Matthew Macfadyen as Jeeves, Stephen Mangan as Wooster

Matthew Macfadyen as Jeeves, Stephen Mangan as Wooster

“There are moments, Jeeves, when one asks oneself, ‘Do trousers matter?'” “The mood will pass, sir.”

Theatrical ambition takes many shapes but producing the perfect unrepetant frivolity could well be the most daunting (and one could argue the most honourable) undertaking. Director Sean Foley and writers Robert and David Goodale don’t shy away from the challenge and they declare their intentions right from the start: adapting P G Woodehouse’s The Code of the Woosters for the stage, they call it “Jeeves and Wooster in Perfect Nonsense”. And you know what? It may well be. That’s high praise from me.

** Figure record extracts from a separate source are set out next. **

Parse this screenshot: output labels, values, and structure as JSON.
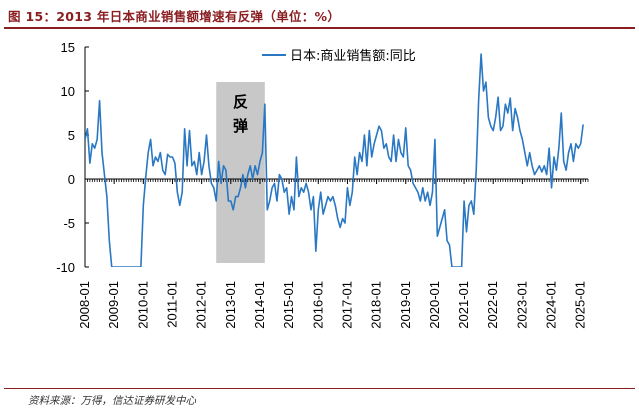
{
  "figure": {
    "title": "图 15：2013 年日本商业销售额增速有反弹（单位：%）",
    "source": "资料来源：万得，信达证券研发中心"
  },
  "colors": {
    "title": "#8a1f22",
    "line": "#2a78c3",
    "shade": "#c8c8c8",
    "axis": "#000000"
  },
  "chart_data": {
    "type": "line",
    "title": "",
    "xlabel": "",
    "ylabel": "",
    "ylim": [
      -10,
      15
    ],
    "yticks": [
      -10,
      -5,
      0,
      5,
      10,
      15
    ],
    "xlim": [
      "2008-01",
      "2025-04"
    ],
    "xticks": [
      "2008-01",
      "2009-01",
      "2010-01",
      "2011-01",
      "2012-01",
      "2013-01",
      "2014-01",
      "2015-01",
      "2016-01",
      "2017-01",
      "2018-01",
      "2019-01",
      "2020-01",
      "2021-01",
      "2022-01",
      "2023-01",
      "2024-01",
      "2025-01"
    ],
    "grid": false,
    "legend": "top-right",
    "annotation": {
      "text": "反弹",
      "from": "2012-07",
      "to": "2014-03"
    },
    "series": [
      {
        "name": "日本:商业销售额:同比",
        "values": [
          [
            "2008-01",
            4.5
          ],
          [
            "2008-02",
            5.7
          ],
          [
            "2008-03",
            1.8
          ],
          [
            "2008-04",
            4.0
          ],
          [
            "2008-05",
            3.5
          ],
          [
            "2008-06",
            4.5
          ],
          [
            "2008-07",
            8.9
          ],
          [
            "2008-08",
            3.0
          ],
          [
            "2008-09",
            0.5
          ],
          [
            "2008-10",
            -2.0
          ],
          [
            "2008-11",
            -7.0
          ],
          [
            "2008-12",
            -10.0
          ],
          [
            "2009-01",
            -10.0
          ],
          [
            "2009-02",
            -10.0
          ],
          [
            "2009-03",
            -10.0
          ],
          [
            "2009-04",
            -10.0
          ],
          [
            "2009-05",
            -10.0
          ],
          [
            "2009-06",
            -10.0
          ],
          [
            "2009-07",
            -10.0
          ],
          [
            "2009-08",
            -10.0
          ],
          [
            "2009-09",
            -10.0
          ],
          [
            "2009-10",
            -10.0
          ],
          [
            "2009-11",
            -10.0
          ],
          [
            "2009-12",
            -10.0
          ],
          [
            "2010-01",
            -3.0
          ],
          [
            "2010-02",
            0.2
          ],
          [
            "2010-03",
            3.0
          ],
          [
            "2010-04",
            4.5
          ],
          [
            "2010-05",
            1.5
          ],
          [
            "2010-06",
            2.5
          ],
          [
            "2010-07",
            2.0
          ],
          [
            "2010-08",
            3.0
          ],
          [
            "2010-09",
            1.0
          ],
          [
            "2010-10",
            0.5
          ],
          [
            "2010-11",
            2.8
          ],
          [
            "2010-12",
            2.5
          ],
          [
            "2011-01",
            2.5
          ],
          [
            "2011-02",
            1.8
          ],
          [
            "2011-03",
            -1.5
          ],
          [
            "2011-04",
            -3.0
          ],
          [
            "2011-05",
            -1.5
          ],
          [
            "2011-06",
            5.7
          ],
          [
            "2011-07",
            1.5
          ],
          [
            "2011-08",
            5.5
          ],
          [
            "2011-09",
            1.5
          ],
          [
            "2011-10",
            2.0
          ],
          [
            "2011-11",
            0.5
          ],
          [
            "2011-12",
            3.0
          ],
          [
            "2012-01",
            0.5
          ],
          [
            "2012-02",
            2.0
          ],
          [
            "2012-03",
            5.0
          ],
          [
            "2012-04",
            1.5
          ],
          [
            "2012-05",
            -0.5
          ],
          [
            "2012-06",
            -1.0
          ],
          [
            "2012-07",
            -2.5
          ],
          [
            "2012-08",
            2.0
          ],
          [
            "2012-09",
            -0.5
          ],
          [
            "2012-10",
            1.5
          ],
          [
            "2012-11",
            1.0
          ],
          [
            "2012-12",
            -2.5
          ],
          [
            "2013-01",
            -2.5
          ],
          [
            "2013-02",
            -3.5
          ],
          [
            "2013-03",
            -2.0
          ],
          [
            "2013-04",
            -2.0
          ],
          [
            "2013-05",
            -1.0
          ],
          [
            "2013-06",
            0.5
          ],
          [
            "2013-07",
            -1.0
          ],
          [
            "2013-08",
            0.5
          ],
          [
            "2013-09",
            1.5
          ],
          [
            "2013-10",
            0.0
          ],
          [
            "2013-11",
            1.5
          ],
          [
            "2013-12",
            0.5
          ],
          [
            "2014-01",
            2.0
          ],
          [
            "2014-02",
            3.0
          ],
          [
            "2014-03",
            8.5
          ],
          [
            "2014-04",
            -3.5
          ],
          [
            "2014-05",
            -2.5
          ],
          [
            "2014-06",
            -1.0
          ],
          [
            "2014-07",
            -0.5
          ],
          [
            "2014-08",
            -2.5
          ],
          [
            "2014-09",
            0.5
          ],
          [
            "2014-10",
            0.0
          ],
          [
            "2014-11",
            -1.5
          ],
          [
            "2014-12",
            -1.0
          ],
          [
            "2015-01",
            -4.0
          ],
          [
            "2015-02",
            -2.0
          ],
          [
            "2015-03",
            -3.5
          ],
          [
            "2015-04",
            2.5
          ],
          [
            "2015-05",
            -2.0
          ],
          [
            "2015-06",
            -1.0
          ],
          [
            "2015-07",
            -1.5
          ],
          [
            "2015-08",
            -0.5
          ],
          [
            "2015-09",
            -1.5
          ],
          [
            "2015-10",
            -3.5
          ],
          [
            "2015-11",
            -2.0
          ],
          [
            "2015-12",
            -8.2
          ],
          [
            "2016-01",
            -3.5
          ],
          [
            "2016-02",
            -1.5
          ],
          [
            "2016-03",
            -4.0
          ],
          [
            "2016-04",
            -3.0
          ],
          [
            "2016-05",
            -2.0
          ],
          [
            "2016-06",
            -2.5
          ],
          [
            "2016-07",
            -2.0
          ],
          [
            "2016-08",
            -3.0
          ],
          [
            "2016-09",
            -4.5
          ],
          [
            "2016-10",
            -5.5
          ],
          [
            "2016-11",
            -4.5
          ],
          [
            "2016-12",
            -5.0
          ],
          [
            "2017-01",
            -1.0
          ],
          [
            "2017-02",
            -3.0
          ],
          [
            "2017-03",
            -1.5
          ],
          [
            "2017-04",
            2.5
          ],
          [
            "2017-05",
            0.5
          ],
          [
            "2017-06",
            3.0
          ],
          [
            "2017-07",
            2.0
          ],
          [
            "2017-08",
            5.0
          ],
          [
            "2017-09",
            1.5
          ],
          [
            "2017-10",
            5.5
          ],
          [
            "2017-11",
            2.5
          ],
          [
            "2017-12",
            4.0
          ],
          [
            "2018-01",
            5.0
          ],
          [
            "2018-02",
            6.0
          ],
          [
            "2018-03",
            5.5
          ],
          [
            "2018-04",
            3.5
          ],
          [
            "2018-05",
            4.0
          ],
          [
            "2018-06",
            2.5
          ],
          [
            "2018-07",
            2.0
          ],
          [
            "2018-08",
            5.0
          ],
          [
            "2018-09",
            2.0
          ],
          [
            "2018-10",
            4.5
          ],
          [
            "2018-11",
            3.0
          ],
          [
            "2018-12",
            2.5
          ],
          [
            "2019-01",
            5.8
          ],
          [
            "2019-02",
            1.5
          ],
          [
            "2019-03",
            1.0
          ],
          [
            "2019-04",
            -0.5
          ],
          [
            "2019-05",
            -1.0
          ],
          [
            "2019-06",
            -1.5
          ],
          [
            "2019-07",
            -2.5
          ],
          [
            "2019-08",
            -1.0
          ],
          [
            "2019-09",
            -2.5
          ],
          [
            "2019-10",
            -1.5
          ],
          [
            "2019-11",
            -3.0
          ],
          [
            "2019-12",
            -1.5
          ],
          [
            "2020-01",
            4.5
          ],
          [
            "2020-02",
            -6.5
          ],
          [
            "2020-03",
            -5.5
          ],
          [
            "2020-04",
            -4.5
          ],
          [
            "2020-05",
            -3.5
          ],
          [
            "2020-06",
            -7.0
          ],
          [
            "2020-07",
            -7.5
          ],
          [
            "2020-08",
            -10.0
          ],
          [
            "2020-09",
            -10.0
          ],
          [
            "2020-10",
            -10.0
          ],
          [
            "2020-11",
            -10.0
          ],
          [
            "2020-12",
            -10.0
          ],
          [
            "2021-01",
            -2.5
          ],
          [
            "2021-02",
            -6.0
          ],
          [
            "2021-03",
            -3.0
          ],
          [
            "2021-04",
            -2.5
          ],
          [
            "2021-05",
            -4.0
          ],
          [
            "2021-06",
            1.0
          ],
          [
            "2021-07",
            9.0
          ],
          [
            "2021-08",
            14.2
          ],
          [
            "2021-09",
            10.0
          ],
          [
            "2021-10",
            11.0
          ],
          [
            "2021-11",
            7.0
          ],
          [
            "2021-12",
            6.0
          ],
          [
            "2022-01",
            5.5
          ],
          [
            "2022-02",
            7.0
          ],
          [
            "2022-03",
            9.3
          ],
          [
            "2022-04",
            5.5
          ],
          [
            "2022-05",
            6.0
          ],
          [
            "2022-06",
            8.5
          ],
          [
            "2022-07",
            7.5
          ],
          [
            "2022-08",
            9.2
          ],
          [
            "2022-09",
            5.5
          ],
          [
            "2022-10",
            8.0
          ],
          [
            "2022-11",
            7.0
          ],
          [
            "2022-12",
            5.5
          ],
          [
            "2023-01",
            4.5
          ],
          [
            "2023-02",
            3.0
          ],
          [
            "2023-03",
            1.5
          ],
          [
            "2023-04",
            3.0
          ],
          [
            "2023-05",
            1.5
          ],
          [
            "2023-06",
            0.5
          ],
          [
            "2023-07",
            1.0
          ],
          [
            "2023-08",
            1.5
          ],
          [
            "2023-09",
            0.8
          ],
          [
            "2023-10",
            1.5
          ],
          [
            "2023-11",
            0.5
          ],
          [
            "2023-12",
            3.5
          ],
          [
            "2024-01",
            -1.0
          ],
          [
            "2024-02",
            2.5
          ],
          [
            "2024-03",
            1.0
          ],
          [
            "2024-04",
            3.5
          ],
          [
            "2024-05",
            7.5
          ],
          [
            "2024-06",
            2.0
          ],
          [
            "2024-07",
            1.0
          ],
          [
            "2024-08",
            3.0
          ],
          [
            "2024-09",
            4.0
          ],
          [
            "2024-10",
            2.0
          ],
          [
            "2024-11",
            4.0
          ],
          [
            "2024-12",
            3.5
          ],
          [
            "2025-01",
            4.0
          ],
          [
            "2025-02",
            6.2
          ]
        ]
      }
    ]
  }
}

The plot of the book remains largely intact but the conceit of the production finds Wooster putting a play up himself in order to tell the story. This allows for theatrical playfulness to bubble up to the surface. Expectations are challenged, subtle dynamics unsettled, props and scenery manipulated to reveal, hide and distract from the artifice. This is the second time this year when a production teases the notion of the same person playing two characters while both characters appear in the story at the same time. (The Trelawny of the Wells at the Donmar played in the same sandbox earlier in the year).